Far later in my development, I realized Daffy Duck, Screwey Squirrell and the early Woody Woodpecker were not just pests - they were bullies.  Each of them exerting a combination of physical, verbal or psychological abuse on their chosen victim the whole time LAUGHING while doing it.

But why do we have such vicarious desires over such disrespectful behavior in the first place? The answer I believe is because cartoon characters exemplify our inner selves. They perform acts we would love to do - but could never get away with. It's important to note, behavioral traits (both good and bad) in cartoons characters are inspired by real people.

As much as I admired Daffy, Screwy and Woody's frantic antics, I developed a sense of sympathy for Porky Pig. In cartoons, he would frequently appear timid, ambivalent and taken advantage of. I also think the act of being bullied, is something generally everyone can relate to. Perhaps on both sides of the spectrum. (Myself, I admit, there are times I wasn't exactly an angel to my sisters growing up .)
 Many an animated cartoon would end with a character literally 'going crazy' - in some cases even incarcerated -  by the antics of another.  In the painting, Porky has been driven to the point of madness where he now must seek help from his abuse. The act of confessing maladaptive struggles to a psychiatrist was nothing unfamiliar with me either. Myself, having undergone therapy sessions on two separate occasions before the ripe age of sixteen.


 A conversation in late July 2014 with one of my best friends and concept artist, Tony Mitchell, reminded me that pink is the official color of anti-bullying. This sprang from a campaign started by two males while in High School (coincidentally from my province of birth and development, Nova Scotia) who organized a pink shirt wearing rally in support of a younger student bullied on his first day in school for wearing a pink shirt to class. With that information, I thought it would be appropriate to work the color pink into the image somehow. Porky is already  a pale pink - so that worked out conveniently. His three oppressors in the clouds are cast by an eerie pink light and their taunts at full spectrum. Also, Ludwig Von Drake (who plays the psychiatrist in the painting) dons a pink shirt.   
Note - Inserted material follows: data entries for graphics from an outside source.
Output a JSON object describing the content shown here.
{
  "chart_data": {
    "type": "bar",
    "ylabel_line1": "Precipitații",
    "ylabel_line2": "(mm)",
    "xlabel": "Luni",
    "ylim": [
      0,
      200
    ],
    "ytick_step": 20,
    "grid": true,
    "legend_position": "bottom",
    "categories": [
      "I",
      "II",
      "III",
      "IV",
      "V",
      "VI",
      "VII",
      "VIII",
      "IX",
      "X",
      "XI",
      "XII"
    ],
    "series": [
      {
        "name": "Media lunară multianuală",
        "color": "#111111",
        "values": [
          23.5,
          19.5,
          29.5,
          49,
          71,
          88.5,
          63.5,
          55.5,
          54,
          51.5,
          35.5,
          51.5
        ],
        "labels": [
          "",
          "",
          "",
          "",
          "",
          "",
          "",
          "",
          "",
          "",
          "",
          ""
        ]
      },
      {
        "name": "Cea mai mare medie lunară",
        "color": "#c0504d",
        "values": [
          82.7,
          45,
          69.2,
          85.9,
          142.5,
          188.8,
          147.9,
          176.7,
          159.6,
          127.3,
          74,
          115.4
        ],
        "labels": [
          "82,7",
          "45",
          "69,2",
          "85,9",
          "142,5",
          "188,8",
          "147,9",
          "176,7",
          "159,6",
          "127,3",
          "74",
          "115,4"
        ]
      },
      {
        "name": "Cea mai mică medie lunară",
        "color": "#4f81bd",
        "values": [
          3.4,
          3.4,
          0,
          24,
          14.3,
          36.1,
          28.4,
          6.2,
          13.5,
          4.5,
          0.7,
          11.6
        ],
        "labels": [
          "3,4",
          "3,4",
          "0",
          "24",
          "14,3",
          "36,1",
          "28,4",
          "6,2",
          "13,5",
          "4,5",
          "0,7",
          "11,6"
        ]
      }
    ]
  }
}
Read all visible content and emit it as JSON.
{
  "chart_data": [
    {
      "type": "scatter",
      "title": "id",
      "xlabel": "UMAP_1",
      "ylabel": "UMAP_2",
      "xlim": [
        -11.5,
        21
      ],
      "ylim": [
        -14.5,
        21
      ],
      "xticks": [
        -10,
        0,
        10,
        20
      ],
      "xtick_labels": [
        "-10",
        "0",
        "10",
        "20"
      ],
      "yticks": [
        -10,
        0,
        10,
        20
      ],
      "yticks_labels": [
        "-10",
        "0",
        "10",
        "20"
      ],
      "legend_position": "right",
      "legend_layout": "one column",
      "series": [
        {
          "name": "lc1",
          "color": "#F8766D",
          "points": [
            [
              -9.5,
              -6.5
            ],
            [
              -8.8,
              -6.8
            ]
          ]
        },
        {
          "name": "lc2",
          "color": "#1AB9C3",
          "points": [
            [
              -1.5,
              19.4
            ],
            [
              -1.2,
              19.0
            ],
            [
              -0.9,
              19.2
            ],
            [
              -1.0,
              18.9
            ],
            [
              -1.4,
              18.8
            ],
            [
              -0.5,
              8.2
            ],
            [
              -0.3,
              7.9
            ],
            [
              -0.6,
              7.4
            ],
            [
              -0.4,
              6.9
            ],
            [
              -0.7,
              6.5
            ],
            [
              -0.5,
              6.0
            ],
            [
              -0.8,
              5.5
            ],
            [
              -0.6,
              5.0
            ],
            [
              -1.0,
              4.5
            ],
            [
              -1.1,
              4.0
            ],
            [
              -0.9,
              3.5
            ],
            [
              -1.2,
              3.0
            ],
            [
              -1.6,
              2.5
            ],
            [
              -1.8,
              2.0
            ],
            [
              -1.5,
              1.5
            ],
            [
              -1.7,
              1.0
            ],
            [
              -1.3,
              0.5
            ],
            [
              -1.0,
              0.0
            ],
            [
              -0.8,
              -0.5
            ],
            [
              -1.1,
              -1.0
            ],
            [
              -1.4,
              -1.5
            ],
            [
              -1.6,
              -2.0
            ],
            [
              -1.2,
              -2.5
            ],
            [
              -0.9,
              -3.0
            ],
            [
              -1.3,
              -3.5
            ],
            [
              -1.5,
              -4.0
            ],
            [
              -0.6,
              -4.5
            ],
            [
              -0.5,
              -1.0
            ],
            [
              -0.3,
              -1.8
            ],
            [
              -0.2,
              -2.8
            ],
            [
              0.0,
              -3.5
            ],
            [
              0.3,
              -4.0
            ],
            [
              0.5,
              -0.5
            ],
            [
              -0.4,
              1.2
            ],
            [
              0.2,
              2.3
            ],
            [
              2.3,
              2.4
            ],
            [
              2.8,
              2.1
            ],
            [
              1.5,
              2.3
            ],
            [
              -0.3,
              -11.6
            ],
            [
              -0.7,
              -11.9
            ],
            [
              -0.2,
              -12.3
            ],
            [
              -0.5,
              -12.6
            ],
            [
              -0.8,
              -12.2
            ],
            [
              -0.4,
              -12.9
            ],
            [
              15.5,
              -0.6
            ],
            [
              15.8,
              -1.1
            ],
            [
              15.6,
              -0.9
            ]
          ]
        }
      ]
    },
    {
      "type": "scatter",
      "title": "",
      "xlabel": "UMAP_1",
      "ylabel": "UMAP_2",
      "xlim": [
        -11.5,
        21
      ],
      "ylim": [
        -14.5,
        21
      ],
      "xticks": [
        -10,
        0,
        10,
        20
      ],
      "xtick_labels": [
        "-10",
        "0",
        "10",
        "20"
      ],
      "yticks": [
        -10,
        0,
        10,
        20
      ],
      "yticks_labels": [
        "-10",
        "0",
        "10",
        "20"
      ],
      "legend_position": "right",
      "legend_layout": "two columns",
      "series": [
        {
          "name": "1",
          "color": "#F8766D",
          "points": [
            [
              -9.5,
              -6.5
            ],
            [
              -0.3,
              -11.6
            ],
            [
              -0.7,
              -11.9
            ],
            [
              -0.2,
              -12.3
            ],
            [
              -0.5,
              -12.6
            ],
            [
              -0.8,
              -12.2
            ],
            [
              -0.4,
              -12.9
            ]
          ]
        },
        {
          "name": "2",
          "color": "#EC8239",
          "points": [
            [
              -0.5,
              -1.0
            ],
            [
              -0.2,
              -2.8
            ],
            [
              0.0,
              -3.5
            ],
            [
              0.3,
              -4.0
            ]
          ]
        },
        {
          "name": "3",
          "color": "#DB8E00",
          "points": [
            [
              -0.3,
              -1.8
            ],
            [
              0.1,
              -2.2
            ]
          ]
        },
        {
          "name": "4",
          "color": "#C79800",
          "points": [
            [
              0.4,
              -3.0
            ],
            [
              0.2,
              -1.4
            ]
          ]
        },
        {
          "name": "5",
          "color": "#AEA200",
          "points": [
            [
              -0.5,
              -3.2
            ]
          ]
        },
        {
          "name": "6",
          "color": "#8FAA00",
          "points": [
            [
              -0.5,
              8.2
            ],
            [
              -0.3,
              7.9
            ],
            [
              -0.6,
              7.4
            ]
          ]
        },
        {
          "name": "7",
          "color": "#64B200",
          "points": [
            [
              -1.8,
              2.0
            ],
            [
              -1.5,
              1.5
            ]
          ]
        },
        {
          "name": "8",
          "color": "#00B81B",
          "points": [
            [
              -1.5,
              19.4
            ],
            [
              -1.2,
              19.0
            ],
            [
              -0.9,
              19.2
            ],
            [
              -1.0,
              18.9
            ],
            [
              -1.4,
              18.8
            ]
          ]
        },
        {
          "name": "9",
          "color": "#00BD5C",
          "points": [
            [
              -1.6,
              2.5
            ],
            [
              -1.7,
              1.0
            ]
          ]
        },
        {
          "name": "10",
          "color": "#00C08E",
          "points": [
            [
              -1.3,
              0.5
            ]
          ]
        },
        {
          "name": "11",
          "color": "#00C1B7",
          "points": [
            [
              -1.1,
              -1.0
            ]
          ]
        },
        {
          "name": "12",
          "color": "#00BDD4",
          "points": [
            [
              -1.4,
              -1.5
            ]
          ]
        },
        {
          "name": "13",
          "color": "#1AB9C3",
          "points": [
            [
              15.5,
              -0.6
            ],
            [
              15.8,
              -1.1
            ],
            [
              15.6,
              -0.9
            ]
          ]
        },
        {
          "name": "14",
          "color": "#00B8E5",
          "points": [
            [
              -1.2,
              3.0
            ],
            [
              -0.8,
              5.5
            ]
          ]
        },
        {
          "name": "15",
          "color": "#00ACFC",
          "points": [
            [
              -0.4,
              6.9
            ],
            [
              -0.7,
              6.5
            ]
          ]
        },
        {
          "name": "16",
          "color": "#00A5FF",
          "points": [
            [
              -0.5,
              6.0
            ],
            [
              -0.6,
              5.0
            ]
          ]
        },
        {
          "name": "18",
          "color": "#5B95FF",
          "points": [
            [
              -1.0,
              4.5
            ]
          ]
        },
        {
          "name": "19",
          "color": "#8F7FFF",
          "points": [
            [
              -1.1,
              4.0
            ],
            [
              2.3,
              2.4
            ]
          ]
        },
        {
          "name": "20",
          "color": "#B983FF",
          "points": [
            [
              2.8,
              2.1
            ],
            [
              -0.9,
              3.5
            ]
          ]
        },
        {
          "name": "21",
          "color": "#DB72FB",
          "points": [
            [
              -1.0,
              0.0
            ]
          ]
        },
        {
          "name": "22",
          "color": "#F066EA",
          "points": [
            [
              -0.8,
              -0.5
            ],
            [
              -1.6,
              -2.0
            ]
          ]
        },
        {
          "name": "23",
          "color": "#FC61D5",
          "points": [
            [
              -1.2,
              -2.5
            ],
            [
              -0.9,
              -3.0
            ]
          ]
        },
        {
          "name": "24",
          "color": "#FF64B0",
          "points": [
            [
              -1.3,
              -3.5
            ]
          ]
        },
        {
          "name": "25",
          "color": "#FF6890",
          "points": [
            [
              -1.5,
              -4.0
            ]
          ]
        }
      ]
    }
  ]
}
I think both cartoons and psychology have interested me because cartoons have influenced the behavior of generations of children in ways no one ever really intended. I've forged not only a sense of desire and empathy for cartoon characters I grew up with, but some of my fondest memories to date. Perhaps there's something very unsettling about that. I've  accumulated real world emotions over characters that don't even exist. There is a part of me that tries to battle the reality of knowing I can never actually meet them. And for me, painting them is an act of spending time with them.